The sole reference to the subject is found in Article 239(4) which says:
“A bill to amend the constitution which would have the effect of altering the limits of a province shall not be presented to the president for assent unless it has been passed by the provincial assembly of the province by the votes of not less than two-thirds of its total membership.”
The present wording of the provision was decided by Ziaul Haq vide Presidential Order 14 of 1985. In the original 1973 provision, no bill on the subject could be passed by the National Assembly unless it had been adopted by the provincial assembly.
The change is significant. Under the original 1973 text, the National Assembly could pass a bill affecting a province’s boundaries only after the provincial assembly concerned had adopted it. Now the question of the provincial assembly’s approval arises only when the bill is presented to the president for assent, i.e., after it has been adopted by the National Assembly and the Senate.
The 1973 provision was taken without any change from the Ayub constitution of 1962 (Article 210) when there was no Senate and the word parliament was not favoured.
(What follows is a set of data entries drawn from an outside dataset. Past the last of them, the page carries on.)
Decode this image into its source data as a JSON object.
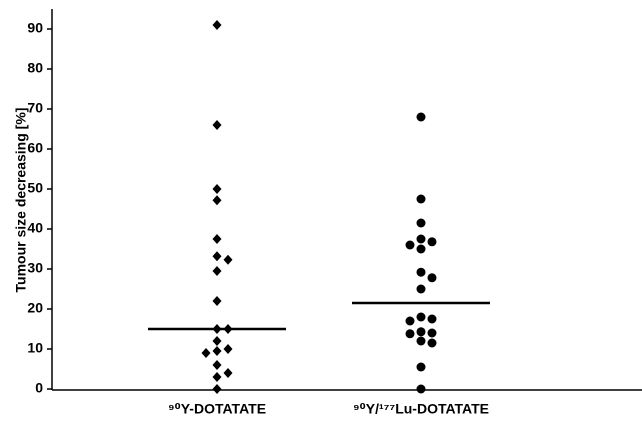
{
  "chart_data": {
    "type": "strip",
    "ylabel": "Tumour size decreasing [%]",
    "categories": [
      "⁹⁰Y-DOTATATE",
      "⁹⁰Y/¹⁷⁷Lu-DOTATATE"
    ],
    "series": [
      {
        "marker": "diamond",
        "color": "#000000",
        "values": [
          91,
          66,
          50,
          47.2,
          37.5,
          33.2,
          32.3,
          29.5,
          22,
          15,
          15,
          12,
          10,
          9.5,
          9,
          6,
          4,
          3,
          0
        ],
        "median": 15
      },
      {
        "marker": "circle",
        "color": "#000000",
        "values": [
          68,
          47.5,
          41.5,
          37.5,
          36.8,
          36,
          35,
          29.2,
          27.8,
          25,
          18,
          17.5,
          17,
          14.3,
          14,
          13.8,
          12,
          11.5,
          5.5,
          0
        ],
        "median": 21.5
      }
    ],
    "ylim": [
      0,
      95
    ],
    "yticks": [
      0,
      10,
      20,
      30,
      40,
      50,
      60,
      70,
      80,
      90
    ]
  }
}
It was in fact a simplified version of the provision of the 1956 constitution (Article 216, first proviso) and which Zia preferred to the 1973 text.
The present provision is flawed on two important counts. First, alteration in the limits of a province can mean addition of some territory to a province as well as deletion of some area from it and the principal stakeholders in the two transactions — the people affected by the change — may have different perspectives.
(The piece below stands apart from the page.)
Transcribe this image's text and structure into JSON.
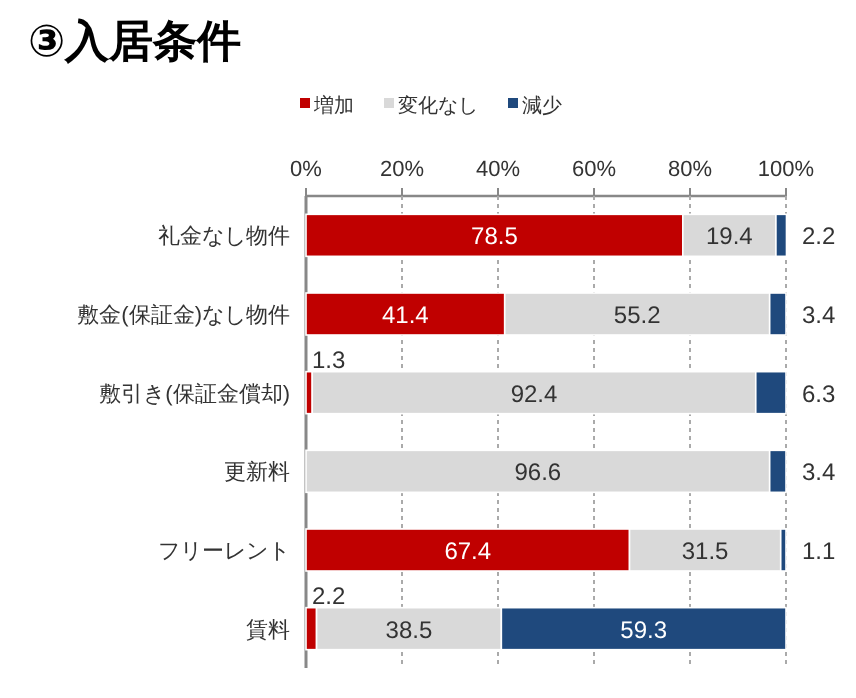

Secondly, consultation with the province concerned is envisaged after the adoption of the measure by the National Assembly and the Senate and not earlier, and there is no mention of the wishes of the people likely to be affected.
This lack of concern for the wishes of the people of the territory under transfer is in sharp contrast to the privilege allowed to the population of the Federally Administered Tribal Areas.
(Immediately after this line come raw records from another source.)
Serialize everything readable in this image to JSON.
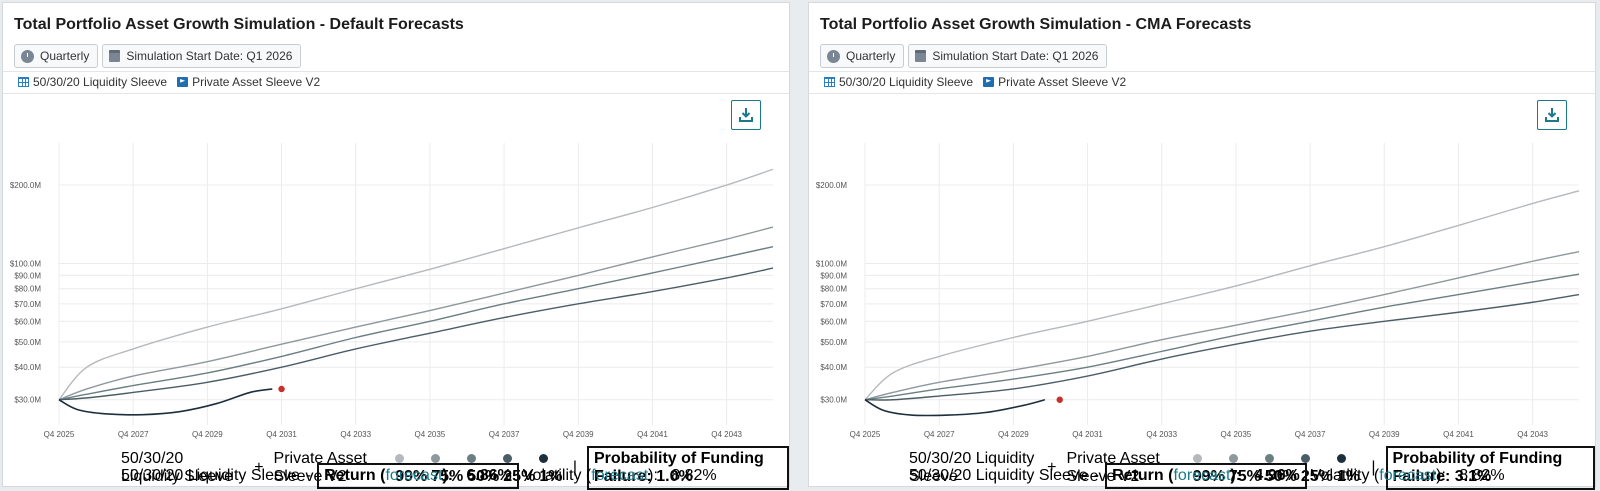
{
  "panels": [
    {
      "title": "Total Portfolio Asset Growth Simulation - Default Forecasts",
      "frequency": "Quarterly",
      "start_date": "Simulation Start Date: Q1 2026",
      "sleeve_a": "50/30/20 Liquidity Sleeve",
      "sleeve_b": "Private Asset Sleeve V2",
      "legend": {
        "sleeve_a": "50/30/20 Liquidity Sleeve",
        "plus": "+",
        "sleeve_b": "Private Asset Sleeve V2",
        "p99": "99%",
        "p75": "75%",
        "p50": "50%",
        "p25": "25%",
        "p1": "1%",
        "sep": "|",
        "pff": "Probability of Funding Failure: 1.0%",
        "sleeve_a2": "50/30/20 Liquidity Sleeve",
        "dash": "-",
        "return_label": "Return",
        "forecast": "forecast",
        "return_value": "6.86%",
        "vol_label": "Volatility",
        "vol_value": "8.82%"
      }
    },
    {
      "title": "Total Portfolio Asset Growth Simulation - CMA Forecasts",
      "frequency": "Quarterly",
      "start_date": "Simulation Start Date: Q1 2026",
      "sleeve_a": "50/30/20 Liquidity Sleeve",
      "sleeve_b": "Private Asset Sleeve V2",
      "legend": {
        "sleeve_a": "50/30/20 Liquidity Sleeve",
        "plus": "+",
        "sleeve_b": "Private Asset Sleeve V2",
        "p99": "99%",
        "p75": "75%",
        "p50": "50%",
        "p25": "25%",
        "p1": "1%",
        "sep": "|",
        "pff": "Probability of Funding Failure: 3.1%",
        "sleeve_a2": "50/30/20 Liquidity Sleeve",
        "dash": "-",
        "return_label": "Return",
        "forecast": "forecast",
        "return_value": "4.96%",
        "vol_label": "Volatility",
        "vol_value": "8.82%"
      }
    }
  ],
  "colors": {
    "p99": "#b5b9bd",
    "p75": "#8e999d",
    "p50": "#6b7f83",
    "p25": "#4b5e66",
    "p1": "#1d2f3d",
    "failure_dot": "#c8302b",
    "accent": "#1a7a8c"
  },
  "chart_data": [
    {
      "type": "line",
      "y_scale": "log",
      "x_ticks": [
        "Q4 2025",
        "Q4 2027",
        "Q4 2029",
        "Q4 2031",
        "Q4 2033",
        "Q4 2035",
        "Q4 2037",
        "Q4 2039",
        "Q4 2041",
        "Q4 2043"
      ],
      "y_ticks": [
        {
          "v": 30,
          "label": "$30.0M"
        },
        {
          "v": 40,
          "label": "$40.0M"
        },
        {
          "v": 50,
          "label": "$50.0M"
        },
        {
          "v": 60,
          "label": "$60.0M"
        },
        {
          "v": 70,
          "label": "$70.0M"
        },
        {
          "v": 80,
          "label": "$80.0M"
        },
        {
          "v": 90,
          "label": "$90.0M"
        },
        {
          "v": 100,
          "label": "$100.0M"
        },
        {
          "v": 200,
          "label": "$200.0M"
        }
      ],
      "series": [
        {
          "name": "99%",
          "x": [
            2025.75,
            2026.5,
            2027.75,
            2029.75,
            2031.75,
            2033.75,
            2035.75,
            2037.75,
            2039.75,
            2041.75,
            2043.75,
            2045.0
          ],
          "y": [
            30,
            40,
            47,
            57,
            67,
            80,
            95,
            114,
            137,
            164,
            200,
            230
          ]
        },
        {
          "name": "75%",
          "x": [
            2025.75,
            2026.5,
            2027.75,
            2029.75,
            2031.75,
            2033.75,
            2035.75,
            2037.75,
            2039.75,
            2041.75,
            2043.75,
            2045.0
          ],
          "y": [
            30,
            33,
            37,
            42,
            49,
            57,
            66,
            77,
            90,
            106,
            124,
            138
          ]
        },
        {
          "name": "50%",
          "x": [
            2025.75,
            2026.5,
            2027.75,
            2029.75,
            2031.75,
            2033.75,
            2035.75,
            2037.75,
            2039.75,
            2041.75,
            2043.75,
            2045.0
          ],
          "y": [
            30,
            31.5,
            34,
            38,
            44,
            52,
            60,
            70,
            80,
            92,
            106,
            116
          ]
        },
        {
          "name": "25%",
          "x": [
            2025.75,
            2026.5,
            2027.75,
            2029.75,
            2031.75,
            2033.75,
            2035.75,
            2037.75,
            2039.75,
            2041.75,
            2043.75,
            2045.0
          ],
          "y": [
            30,
            30.5,
            32,
            35,
            40,
            47,
            54,
            62,
            70,
            78,
            88,
            96
          ]
        },
        {
          "name": "1%",
          "x": [
            2025.75,
            2026.25,
            2027.0,
            2028.0,
            2029.0,
            2030.0,
            2030.9,
            2031.5
          ],
          "y": [
            30,
            27.5,
            26.5,
            26.3,
            27,
            29,
            32,
            33
          ]
        }
      ],
      "failure_point": {
        "x": 2031.75,
        "y": 33
      }
    },
    {
      "type": "line",
      "y_scale": "log",
      "x_ticks": [
        "Q4 2025",
        "Q4 2027",
        "Q4 2029",
        "Q4 2031",
        "Q4 2033",
        "Q4 2035",
        "Q4 2037",
        "Q4 2039",
        "Q4 2041",
        "Q4 2043"
      ],
      "y_ticks": [
        {
          "v": 30,
          "label": "$30.0M"
        },
        {
          "v": 40,
          "label": "$40.0M"
        },
        {
          "v": 50,
          "label": "$50.0M"
        },
        {
          "v": 60,
          "label": "$60.0M"
        },
        {
          "v": 70,
          "label": "$70.0M"
        },
        {
          "v": 80,
          "label": "$80.0M"
        },
        {
          "v": 90,
          "label": "$90.0M"
        },
        {
          "v": 100,
          "label": "$100.0M"
        },
        {
          "v": 200,
          "label": "$200.0M"
        }
      ],
      "series": [
        {
          "name": "99%",
          "x": [
            2025.75,
            2026.5,
            2027.75,
            2029.75,
            2031.75,
            2033.75,
            2035.75,
            2037.75,
            2039.75,
            2041.75,
            2043.75,
            2045.0
          ],
          "y": [
            30,
            38,
            44,
            52,
            60,
            70,
            82,
            98,
            116,
            140,
            170,
            190
          ]
        },
        {
          "name": "75%",
          "x": [
            2025.75,
            2026.5,
            2027.75,
            2029.75,
            2031.75,
            2033.75,
            2035.75,
            2037.75,
            2039.75,
            2041.75,
            2043.75,
            2045.0
          ],
          "y": [
            30,
            32,
            35,
            39,
            44,
            51,
            58,
            66,
            76,
            88,
            102,
            111
          ]
        },
        {
          "name": "50%",
          "x": [
            2025.75,
            2026.5,
            2027.75,
            2029.75,
            2031.75,
            2033.75,
            2035.75,
            2037.75,
            2039.75,
            2041.75,
            2043.75,
            2045.0
          ],
          "y": [
            30,
            31,
            33,
            36,
            40,
            46,
            53,
            60,
            68,
            76,
            85,
            91
          ]
        },
        {
          "name": "25%",
          "x": [
            2025.75,
            2026.5,
            2027.75,
            2029.75,
            2031.75,
            2033.75,
            2035.75,
            2037.75,
            2039.75,
            2041.75,
            2043.75,
            2045.0
          ],
          "y": [
            30,
            30,
            31,
            33,
            37,
            43,
            49,
            55,
            60,
            65,
            71,
            76
          ]
        },
        {
          "name": "1%",
          "x": [
            2025.75,
            2026.25,
            2027.0,
            2028.0,
            2029.0,
            2030.0,
            2030.6
          ],
          "y": [
            30,
            27.3,
            26.2,
            26.2,
            26.8,
            28.5,
            30
          ]
        }
      ],
      "failure_point": {
        "x": 2031.0,
        "y": 30
      }
    }
  ]
}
Under Article 247 (6) the political/administrative status of the people of the whole or any part of a tribal area can be changed by the president by a stroke of the pen. However, before passing any order the president must ascertain the wishes of the people concerned “in such manner as he (himself) considers appropriate”, although the forum of consultation has to be the tribal jirga.
No such privileges for the people who may be shunted from one provincial entity to another.
The casualness with which our constitution treats the issue of creation of new provinces or alterations in the limits of a province and ignores the principles followed in the constitutional documents of the pre-Independence period is truly astounding.
The Government of India Act of 1935 had a clear provision for the creation of new provinces. Under Article 290 His Majesty-in-Council could by order (a) create a new province (which could be headed by a governor or a chief commissioner); (b) increase the area of any province; (c) diminish the area of any province; (d) or alter the boundaries of any province.This power of the monarch was subject to the condition that before his order was laid before the British parliament, the secretary of state was to ascertain, in accordance with the Crown’s directives, the wishes of (i) the federal government; (ii) both Houses of the federal parliament, (iii) the government of any province that would be affected; and (iv) the legislature of that province.
At Independence, His Majesty’s powers were transferred to the governor-general. Otherwise, the relevant article was retained in Pakistan’s provisional constitution till the enforcement of the constitution of 1956.
In addition to ignoring the sound precedent set in the 1935 Act, Pakistan’s constitution-makers also took no notice of the course adopted by India. Instead of putting the subject of new provinces in the final pages of the basic law, the authors of the Indian constitution took up the matter in Article 3, which says:
Formation of new states and alteration of areas, boundaries or names of existing states. Parliament may by law, (a) form a new state by separation of territory from any state or by uniting two or more states or parts of states or by uniting any territory to a part of any state; (b) increase the area of any state; (c) diminish the area of any state; (d) alter the boundaries of any state; (e) alter the name of any state.
A proviso to the article stipulates that no bill on the subject can be moved in either House of parliament except on the recommendation of the president, who will allow the bill to be moved only after receiving the views of the state legislature concerned.
Respect for the wishes of the people affected by any alteration in provincial limits has a fairly long history in our part of the world. In 1905, Lord Curzon partitioned Bengal partly for administrative reasons and partly as a concession to the Muslim-dominated eastern part of the province but he ignored the interests/wishes of the western part and the latter forced the step to be taken back. In 1947, the fate of the divided parts of Punjab and Bengal was decided by members of the assemblies elected from those parts, meeting separately.